Schon von weither sichtbar sitzt David Höner in der Beiz zwischen den offenen Glasschiebetüren, mit weissen kurzen Haaren und weissem Hemd, eine Zeitung lesend. Manchmal blickt er auf und schaut in die Bäckeranlage hinaus, einen kleinen Park in der Stadt Zürich. Ein Lieblingsort, sagt er. Höner hat lange in der Nähe gewohnt. «Es ist ein Treffpunkt von völlig unterschiedlichen Menschen, wie der ganze Kreis 4.»

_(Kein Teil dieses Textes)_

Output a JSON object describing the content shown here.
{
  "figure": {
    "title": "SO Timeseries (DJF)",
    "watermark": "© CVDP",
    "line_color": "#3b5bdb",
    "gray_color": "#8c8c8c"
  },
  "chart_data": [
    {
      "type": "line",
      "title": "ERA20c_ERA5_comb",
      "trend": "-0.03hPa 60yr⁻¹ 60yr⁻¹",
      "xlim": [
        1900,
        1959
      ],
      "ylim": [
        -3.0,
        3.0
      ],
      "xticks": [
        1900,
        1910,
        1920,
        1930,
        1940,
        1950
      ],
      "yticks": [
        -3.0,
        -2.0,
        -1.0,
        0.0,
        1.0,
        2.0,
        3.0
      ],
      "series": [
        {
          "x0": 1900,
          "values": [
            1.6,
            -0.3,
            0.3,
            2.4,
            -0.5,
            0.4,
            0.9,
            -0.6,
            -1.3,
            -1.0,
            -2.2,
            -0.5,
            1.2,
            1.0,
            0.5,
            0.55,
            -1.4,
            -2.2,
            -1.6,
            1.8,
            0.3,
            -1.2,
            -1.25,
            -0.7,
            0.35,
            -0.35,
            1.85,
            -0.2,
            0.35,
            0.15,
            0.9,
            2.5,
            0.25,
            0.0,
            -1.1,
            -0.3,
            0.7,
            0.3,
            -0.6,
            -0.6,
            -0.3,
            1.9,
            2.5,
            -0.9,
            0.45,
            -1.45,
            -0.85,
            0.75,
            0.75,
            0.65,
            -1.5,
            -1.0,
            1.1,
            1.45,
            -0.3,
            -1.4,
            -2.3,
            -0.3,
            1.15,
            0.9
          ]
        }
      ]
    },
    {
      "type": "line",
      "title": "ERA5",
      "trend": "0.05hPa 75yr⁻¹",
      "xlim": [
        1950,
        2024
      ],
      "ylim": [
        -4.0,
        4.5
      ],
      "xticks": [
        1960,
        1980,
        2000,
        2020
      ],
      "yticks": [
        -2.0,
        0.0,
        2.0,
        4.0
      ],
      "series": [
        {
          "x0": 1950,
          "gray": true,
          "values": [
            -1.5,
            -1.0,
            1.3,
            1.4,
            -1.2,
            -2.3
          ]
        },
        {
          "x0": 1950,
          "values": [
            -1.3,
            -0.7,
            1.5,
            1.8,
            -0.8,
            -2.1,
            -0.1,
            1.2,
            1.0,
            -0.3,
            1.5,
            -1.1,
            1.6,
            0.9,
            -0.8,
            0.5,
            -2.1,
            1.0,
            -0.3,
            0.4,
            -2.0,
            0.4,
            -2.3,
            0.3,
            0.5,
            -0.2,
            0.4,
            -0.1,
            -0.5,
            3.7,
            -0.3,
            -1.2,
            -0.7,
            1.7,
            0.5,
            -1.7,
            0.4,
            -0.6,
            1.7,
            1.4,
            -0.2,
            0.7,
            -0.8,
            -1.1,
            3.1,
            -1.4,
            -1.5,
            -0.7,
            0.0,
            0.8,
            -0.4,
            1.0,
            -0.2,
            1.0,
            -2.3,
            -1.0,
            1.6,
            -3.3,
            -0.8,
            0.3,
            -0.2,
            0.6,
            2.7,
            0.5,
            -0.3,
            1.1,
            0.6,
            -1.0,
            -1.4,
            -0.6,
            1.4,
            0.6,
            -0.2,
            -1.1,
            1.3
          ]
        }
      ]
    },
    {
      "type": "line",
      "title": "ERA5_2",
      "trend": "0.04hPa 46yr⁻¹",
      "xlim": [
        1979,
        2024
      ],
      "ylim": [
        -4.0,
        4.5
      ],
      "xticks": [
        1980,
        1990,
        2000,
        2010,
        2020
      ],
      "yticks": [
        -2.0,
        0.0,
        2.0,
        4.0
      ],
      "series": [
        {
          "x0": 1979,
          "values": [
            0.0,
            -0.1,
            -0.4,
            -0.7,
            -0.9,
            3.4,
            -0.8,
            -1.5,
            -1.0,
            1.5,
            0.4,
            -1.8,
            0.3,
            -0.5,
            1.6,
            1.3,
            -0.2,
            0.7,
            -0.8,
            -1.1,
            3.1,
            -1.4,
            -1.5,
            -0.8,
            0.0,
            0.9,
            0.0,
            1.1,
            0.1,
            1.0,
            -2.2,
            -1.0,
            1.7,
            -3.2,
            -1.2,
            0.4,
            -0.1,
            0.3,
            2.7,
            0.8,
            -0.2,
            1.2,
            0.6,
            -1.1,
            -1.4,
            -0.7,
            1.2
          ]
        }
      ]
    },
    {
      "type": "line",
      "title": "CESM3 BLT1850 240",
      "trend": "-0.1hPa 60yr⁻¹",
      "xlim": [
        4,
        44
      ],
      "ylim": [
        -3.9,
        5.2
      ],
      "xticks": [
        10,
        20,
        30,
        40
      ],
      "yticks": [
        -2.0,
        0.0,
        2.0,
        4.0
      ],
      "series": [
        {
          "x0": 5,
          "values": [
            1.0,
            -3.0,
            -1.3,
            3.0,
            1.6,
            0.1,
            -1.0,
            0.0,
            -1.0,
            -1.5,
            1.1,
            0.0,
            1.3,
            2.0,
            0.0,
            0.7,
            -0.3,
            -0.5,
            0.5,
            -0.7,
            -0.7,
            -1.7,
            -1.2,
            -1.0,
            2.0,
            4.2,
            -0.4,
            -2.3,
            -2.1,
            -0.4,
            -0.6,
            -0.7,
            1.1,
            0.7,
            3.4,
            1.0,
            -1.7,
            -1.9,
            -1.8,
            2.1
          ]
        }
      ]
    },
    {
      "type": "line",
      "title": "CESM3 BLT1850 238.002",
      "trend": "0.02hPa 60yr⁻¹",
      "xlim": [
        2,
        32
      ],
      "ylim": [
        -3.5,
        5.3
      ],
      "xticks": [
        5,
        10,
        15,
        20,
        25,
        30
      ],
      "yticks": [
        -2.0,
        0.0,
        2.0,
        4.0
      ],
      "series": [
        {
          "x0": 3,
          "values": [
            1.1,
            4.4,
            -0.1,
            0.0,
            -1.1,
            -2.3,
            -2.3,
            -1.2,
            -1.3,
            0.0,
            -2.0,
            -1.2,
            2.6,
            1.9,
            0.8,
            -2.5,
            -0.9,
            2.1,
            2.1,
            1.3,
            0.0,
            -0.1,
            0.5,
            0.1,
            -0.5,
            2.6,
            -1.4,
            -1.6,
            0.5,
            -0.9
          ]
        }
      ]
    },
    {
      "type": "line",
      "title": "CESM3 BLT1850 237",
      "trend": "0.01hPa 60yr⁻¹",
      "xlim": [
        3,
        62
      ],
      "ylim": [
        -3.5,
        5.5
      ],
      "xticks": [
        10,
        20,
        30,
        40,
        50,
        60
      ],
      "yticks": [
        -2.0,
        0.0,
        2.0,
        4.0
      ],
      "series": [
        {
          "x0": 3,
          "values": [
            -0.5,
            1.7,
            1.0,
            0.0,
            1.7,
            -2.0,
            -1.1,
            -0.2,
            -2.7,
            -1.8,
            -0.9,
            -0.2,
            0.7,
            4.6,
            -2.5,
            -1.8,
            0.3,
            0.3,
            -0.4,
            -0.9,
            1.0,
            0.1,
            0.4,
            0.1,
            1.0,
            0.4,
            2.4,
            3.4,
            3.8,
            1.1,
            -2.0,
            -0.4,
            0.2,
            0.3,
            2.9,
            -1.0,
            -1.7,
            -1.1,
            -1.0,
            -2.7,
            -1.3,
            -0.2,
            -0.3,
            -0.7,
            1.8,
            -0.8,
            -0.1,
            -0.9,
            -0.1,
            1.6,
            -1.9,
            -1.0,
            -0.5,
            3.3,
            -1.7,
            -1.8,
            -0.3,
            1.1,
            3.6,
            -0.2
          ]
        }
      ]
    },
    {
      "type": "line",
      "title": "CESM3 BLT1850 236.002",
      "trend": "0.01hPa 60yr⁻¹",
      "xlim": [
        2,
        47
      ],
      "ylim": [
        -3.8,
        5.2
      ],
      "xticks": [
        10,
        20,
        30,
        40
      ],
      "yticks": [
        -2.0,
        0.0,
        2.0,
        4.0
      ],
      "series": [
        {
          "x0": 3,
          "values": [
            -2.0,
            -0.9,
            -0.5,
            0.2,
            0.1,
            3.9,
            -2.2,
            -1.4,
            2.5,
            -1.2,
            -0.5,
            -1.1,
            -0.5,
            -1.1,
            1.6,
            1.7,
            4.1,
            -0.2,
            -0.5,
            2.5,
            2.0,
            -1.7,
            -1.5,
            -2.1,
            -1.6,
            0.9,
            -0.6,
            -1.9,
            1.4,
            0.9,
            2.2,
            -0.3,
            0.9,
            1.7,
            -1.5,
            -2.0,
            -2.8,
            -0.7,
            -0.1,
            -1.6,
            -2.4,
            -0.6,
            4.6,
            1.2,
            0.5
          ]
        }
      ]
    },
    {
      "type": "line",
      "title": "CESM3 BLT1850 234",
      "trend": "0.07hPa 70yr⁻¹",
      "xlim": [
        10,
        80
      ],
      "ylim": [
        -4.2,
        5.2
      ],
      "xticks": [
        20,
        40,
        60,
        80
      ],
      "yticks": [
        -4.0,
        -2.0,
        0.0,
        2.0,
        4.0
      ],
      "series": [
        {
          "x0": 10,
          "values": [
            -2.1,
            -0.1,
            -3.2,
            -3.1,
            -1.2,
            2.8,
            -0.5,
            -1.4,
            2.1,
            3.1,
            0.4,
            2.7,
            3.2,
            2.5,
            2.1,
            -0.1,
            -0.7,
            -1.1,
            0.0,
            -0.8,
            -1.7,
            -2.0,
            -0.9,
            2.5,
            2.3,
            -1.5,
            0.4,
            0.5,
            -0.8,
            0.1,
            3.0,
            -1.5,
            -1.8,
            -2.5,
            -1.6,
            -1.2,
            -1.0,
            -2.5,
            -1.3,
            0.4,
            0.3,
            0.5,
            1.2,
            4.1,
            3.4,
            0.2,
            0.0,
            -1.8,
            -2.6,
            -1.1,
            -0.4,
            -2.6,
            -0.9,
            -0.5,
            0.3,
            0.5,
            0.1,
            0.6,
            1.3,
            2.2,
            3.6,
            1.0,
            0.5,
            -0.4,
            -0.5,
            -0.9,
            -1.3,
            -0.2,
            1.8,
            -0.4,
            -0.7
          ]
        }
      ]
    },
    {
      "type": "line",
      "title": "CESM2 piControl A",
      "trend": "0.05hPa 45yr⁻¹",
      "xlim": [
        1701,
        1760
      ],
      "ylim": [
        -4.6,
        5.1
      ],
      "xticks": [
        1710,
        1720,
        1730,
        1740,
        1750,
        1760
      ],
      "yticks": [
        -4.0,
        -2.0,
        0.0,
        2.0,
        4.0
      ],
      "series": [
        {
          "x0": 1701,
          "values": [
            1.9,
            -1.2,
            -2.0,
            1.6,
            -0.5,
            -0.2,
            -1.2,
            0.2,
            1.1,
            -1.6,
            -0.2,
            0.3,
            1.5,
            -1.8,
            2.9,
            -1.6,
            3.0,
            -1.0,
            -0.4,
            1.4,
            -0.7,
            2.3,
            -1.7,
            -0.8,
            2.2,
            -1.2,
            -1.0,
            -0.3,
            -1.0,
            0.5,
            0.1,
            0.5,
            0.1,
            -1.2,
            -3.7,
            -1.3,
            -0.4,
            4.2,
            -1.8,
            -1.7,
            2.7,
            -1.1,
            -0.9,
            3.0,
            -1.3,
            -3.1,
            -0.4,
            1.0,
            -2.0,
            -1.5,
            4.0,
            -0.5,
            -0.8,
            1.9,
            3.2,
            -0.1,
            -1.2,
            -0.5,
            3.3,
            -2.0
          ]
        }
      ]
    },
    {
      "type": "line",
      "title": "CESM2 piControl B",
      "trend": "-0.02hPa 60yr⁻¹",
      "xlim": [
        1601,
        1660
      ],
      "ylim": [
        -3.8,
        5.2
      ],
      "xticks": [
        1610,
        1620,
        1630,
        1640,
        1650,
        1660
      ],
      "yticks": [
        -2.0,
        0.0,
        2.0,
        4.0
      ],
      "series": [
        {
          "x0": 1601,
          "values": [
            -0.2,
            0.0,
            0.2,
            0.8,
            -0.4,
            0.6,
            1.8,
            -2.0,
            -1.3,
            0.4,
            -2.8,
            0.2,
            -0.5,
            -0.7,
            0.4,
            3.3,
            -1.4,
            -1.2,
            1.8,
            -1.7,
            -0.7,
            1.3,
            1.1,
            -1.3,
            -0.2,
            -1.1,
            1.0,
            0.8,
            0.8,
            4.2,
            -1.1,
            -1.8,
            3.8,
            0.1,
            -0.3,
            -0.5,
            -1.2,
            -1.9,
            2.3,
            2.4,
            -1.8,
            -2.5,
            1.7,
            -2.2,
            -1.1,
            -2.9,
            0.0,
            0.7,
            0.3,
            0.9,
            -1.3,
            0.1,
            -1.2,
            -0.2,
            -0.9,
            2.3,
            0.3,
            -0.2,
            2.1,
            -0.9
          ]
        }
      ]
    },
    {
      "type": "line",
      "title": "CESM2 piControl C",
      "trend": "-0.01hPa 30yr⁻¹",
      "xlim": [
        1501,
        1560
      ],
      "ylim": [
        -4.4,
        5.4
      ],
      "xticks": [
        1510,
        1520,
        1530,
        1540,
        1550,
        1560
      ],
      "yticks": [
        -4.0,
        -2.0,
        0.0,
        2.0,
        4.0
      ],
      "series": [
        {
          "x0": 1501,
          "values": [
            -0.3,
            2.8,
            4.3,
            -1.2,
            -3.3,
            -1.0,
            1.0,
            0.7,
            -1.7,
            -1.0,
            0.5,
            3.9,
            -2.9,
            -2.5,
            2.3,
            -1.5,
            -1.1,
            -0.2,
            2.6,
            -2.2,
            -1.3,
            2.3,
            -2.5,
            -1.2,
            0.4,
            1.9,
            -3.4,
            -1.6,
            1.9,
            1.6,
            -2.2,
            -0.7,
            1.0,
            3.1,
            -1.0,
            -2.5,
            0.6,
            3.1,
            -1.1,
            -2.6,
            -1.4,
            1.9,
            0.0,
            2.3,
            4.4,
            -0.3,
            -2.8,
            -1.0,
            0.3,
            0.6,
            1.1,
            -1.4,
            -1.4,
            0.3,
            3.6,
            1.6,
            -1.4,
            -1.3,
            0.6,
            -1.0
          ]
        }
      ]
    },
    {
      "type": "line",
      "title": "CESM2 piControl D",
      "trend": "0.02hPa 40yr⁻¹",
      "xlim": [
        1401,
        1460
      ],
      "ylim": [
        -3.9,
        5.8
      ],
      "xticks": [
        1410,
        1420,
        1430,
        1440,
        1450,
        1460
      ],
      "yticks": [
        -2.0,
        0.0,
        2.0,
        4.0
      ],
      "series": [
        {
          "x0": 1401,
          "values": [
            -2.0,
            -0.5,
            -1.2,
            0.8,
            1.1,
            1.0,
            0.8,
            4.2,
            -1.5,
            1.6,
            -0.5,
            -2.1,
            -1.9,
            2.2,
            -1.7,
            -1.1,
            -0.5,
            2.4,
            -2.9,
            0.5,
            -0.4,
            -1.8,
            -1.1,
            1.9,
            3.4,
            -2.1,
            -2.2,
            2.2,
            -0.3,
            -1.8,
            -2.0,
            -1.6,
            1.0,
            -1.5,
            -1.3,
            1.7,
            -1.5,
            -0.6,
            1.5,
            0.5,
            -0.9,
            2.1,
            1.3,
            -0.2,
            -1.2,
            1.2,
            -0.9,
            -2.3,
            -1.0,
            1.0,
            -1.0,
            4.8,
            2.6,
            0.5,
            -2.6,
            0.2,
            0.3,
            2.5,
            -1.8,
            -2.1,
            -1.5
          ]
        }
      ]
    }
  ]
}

Direkt zu Beginn der Begegnung schiebt der 70-Jährige ein Buch über den Tisch. «Hier steht eigentlich alles drin», sagt er lapidar und mit feinem Lächeln. Autor des Buchs «Kochen ist Politik» ist Höner selbst. Darin beschreibt er, wie es zur Umsetzung seines Herzensprojekts gekommen ist, des gemeinnützigen Vereins Cuisine sans frontières, der Küche ohne Grenzen.
Vom Kochen zum Tanzen
Begonnen hat alles in Egg und in Dübendorf, wo der Pfarrerssohn David aufwuchs und Koch lernte, nicht zur Freude der Eltern. Nach 15 Jahren im Beruf entschied er sich für eine Tangoausbildung in Argentinien. Danach war er zehn Jahre als Tanzlehrer und Theaterregisseur in Zürich und Berlin tätig.
Das alles erzählt Höner wie im Schnelldurchlauf. Viel wichtiger ist ihm, was er auch heute noch tut. Da ist einerseits das Schreiben. Schon während seiner Zeit als Tänzer begann er mit Theater- und Prosastücken sowie Hörspielen. Als er mit seiner Partnerin 1994 im Rahmen eines Wohnungstauschs in die Agglomeration von Ecuadors Hauptstadt Quito zog, kam auch noch der Journalismus hinzu.